Dwie procedury badania stereotypu
Streszczenie
The study deals with the comparison of the results obtained by means of the open procedure with those obtained using the closed one. Both procedures were used in the research of stereotypes of a typical representative of each of three occupational groups: peasants, clerks and workmen. The open procedure consisted in asking respondents an open-ended question which set them the task to enumerate the traits of a typical X (a peasant, a clerk, a workman). The closed procedure consisted in the application of 30 bipolar scales by means of which the respondents indicated the intensity of traits attributed to a typical X. The combination of the results was done by elaborating the replies to the open-ended question on the basis of the traits used in the bipolar scales. In using these traits as categories of the coding key for structuring the spontaneous utterances of respondents, one applied the principle of synonymity. In this manner obtained were 76 categories of traits, of which 60 were the traits taken from the bipolar scales – 16 categories of traits being the new ones in relation to the scales. Respondents whose replies contained the traits belonging to these 16 categories were excluded from the analysis.
The purpose of the comparison was to establish concordance versus discordance of the results obtained by means of two research procedures. The results of the application of two procedures were considered concordant when a given respondent in his reply to the closed question (i.e. on the scale) indicated such an intensity of the trait given by him earlier in his reply to the open question, which did not altered the meaning of that trait. All the remaining results were considered discordant. Discordances are a complex category and among them were distinguished two kinds: contradictions and inadequacies. As contradictions were regarded those cases in which a respondent, after having given in his reply to the open-ended question a certain trait, indicated such an intensity of it on the scale as to alter its meaning. Discordances called inadequacies were those cases in which a respondent ascribed the value zero on the scale to the trait given in his reply to the open-ended question.

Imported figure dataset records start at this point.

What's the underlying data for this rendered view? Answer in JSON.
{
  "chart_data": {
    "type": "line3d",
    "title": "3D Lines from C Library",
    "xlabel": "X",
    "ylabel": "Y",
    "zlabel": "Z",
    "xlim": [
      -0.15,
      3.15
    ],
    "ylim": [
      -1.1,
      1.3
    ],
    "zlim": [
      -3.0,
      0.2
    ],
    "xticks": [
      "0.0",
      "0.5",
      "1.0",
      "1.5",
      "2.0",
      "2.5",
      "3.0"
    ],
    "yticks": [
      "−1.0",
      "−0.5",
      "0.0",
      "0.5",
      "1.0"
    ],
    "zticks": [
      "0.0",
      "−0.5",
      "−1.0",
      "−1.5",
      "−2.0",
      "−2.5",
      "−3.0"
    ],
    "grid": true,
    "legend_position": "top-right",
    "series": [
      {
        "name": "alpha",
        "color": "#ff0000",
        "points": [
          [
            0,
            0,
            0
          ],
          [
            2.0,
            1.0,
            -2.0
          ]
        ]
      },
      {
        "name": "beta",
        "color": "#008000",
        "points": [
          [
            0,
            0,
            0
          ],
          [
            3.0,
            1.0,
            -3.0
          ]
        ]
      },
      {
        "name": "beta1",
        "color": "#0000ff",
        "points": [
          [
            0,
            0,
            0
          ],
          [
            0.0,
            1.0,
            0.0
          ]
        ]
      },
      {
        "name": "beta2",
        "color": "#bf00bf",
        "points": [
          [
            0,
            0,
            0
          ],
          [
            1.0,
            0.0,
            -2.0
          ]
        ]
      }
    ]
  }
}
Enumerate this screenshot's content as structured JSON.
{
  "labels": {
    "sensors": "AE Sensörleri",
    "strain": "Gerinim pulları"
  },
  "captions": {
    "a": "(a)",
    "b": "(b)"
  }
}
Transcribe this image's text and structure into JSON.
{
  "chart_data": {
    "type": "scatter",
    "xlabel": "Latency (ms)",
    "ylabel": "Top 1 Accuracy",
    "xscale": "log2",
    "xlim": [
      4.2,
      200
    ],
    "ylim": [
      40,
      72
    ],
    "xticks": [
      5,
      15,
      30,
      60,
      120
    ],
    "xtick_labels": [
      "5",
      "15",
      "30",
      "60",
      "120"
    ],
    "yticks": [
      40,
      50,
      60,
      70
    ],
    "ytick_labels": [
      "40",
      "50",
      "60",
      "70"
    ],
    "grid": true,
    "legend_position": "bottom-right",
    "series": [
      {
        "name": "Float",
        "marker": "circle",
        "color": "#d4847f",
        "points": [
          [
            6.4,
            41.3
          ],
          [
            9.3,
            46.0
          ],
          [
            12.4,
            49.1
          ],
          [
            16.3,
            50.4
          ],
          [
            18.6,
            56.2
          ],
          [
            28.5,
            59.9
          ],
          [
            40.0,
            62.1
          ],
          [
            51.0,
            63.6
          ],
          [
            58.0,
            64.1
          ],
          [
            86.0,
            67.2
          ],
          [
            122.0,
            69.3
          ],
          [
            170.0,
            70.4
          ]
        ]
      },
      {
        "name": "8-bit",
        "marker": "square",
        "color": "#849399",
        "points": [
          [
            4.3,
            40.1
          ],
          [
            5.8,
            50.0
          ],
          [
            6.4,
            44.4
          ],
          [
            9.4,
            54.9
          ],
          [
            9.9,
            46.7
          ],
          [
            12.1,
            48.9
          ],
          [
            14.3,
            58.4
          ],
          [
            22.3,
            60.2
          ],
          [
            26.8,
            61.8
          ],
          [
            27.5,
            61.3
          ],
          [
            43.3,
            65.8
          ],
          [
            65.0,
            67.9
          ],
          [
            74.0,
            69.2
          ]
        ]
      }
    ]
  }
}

The unit of analysis in the study was a relation, within the pair of traits, between the trait given by the respondent in his reply to the open-ended question and the one ascertained on the basis of the closed question (on the scale). This approach made it possible to construct a typology of respondents in respect of the relations between traits. Most numerous were respondents in whose replies all traits were concordant (61% as regards the stereotype of a peasant, 39% of a clerk and 64% of a workman); respondents whose replies contained both concordant and discordant traits constituted 27% (stereotype of a peasant), 32% (stereotype of a clerk) and 21% (stereotype of a workman); among such respondents most frequently only one trait was discordant. The third type of respondents were those in whose replies all traits were discordant; they constituted 12%, 23% and 12% for, respectively, stereotypes of a peasant, a clerk and a workman. Further analysis concerning the set of traits showed that with the increase of the number of traits enumerated by respondents there increased the number of cases of concordance. Analysed were also the relationship between the valence of traits and their discordance; it turned out that discordance was related with negative traits, i.e. respondents who mentioned negative traits in reply to the open-ended question, in their next reply to the question with scales most frequently “retracted” them; the contrary cases being very rare.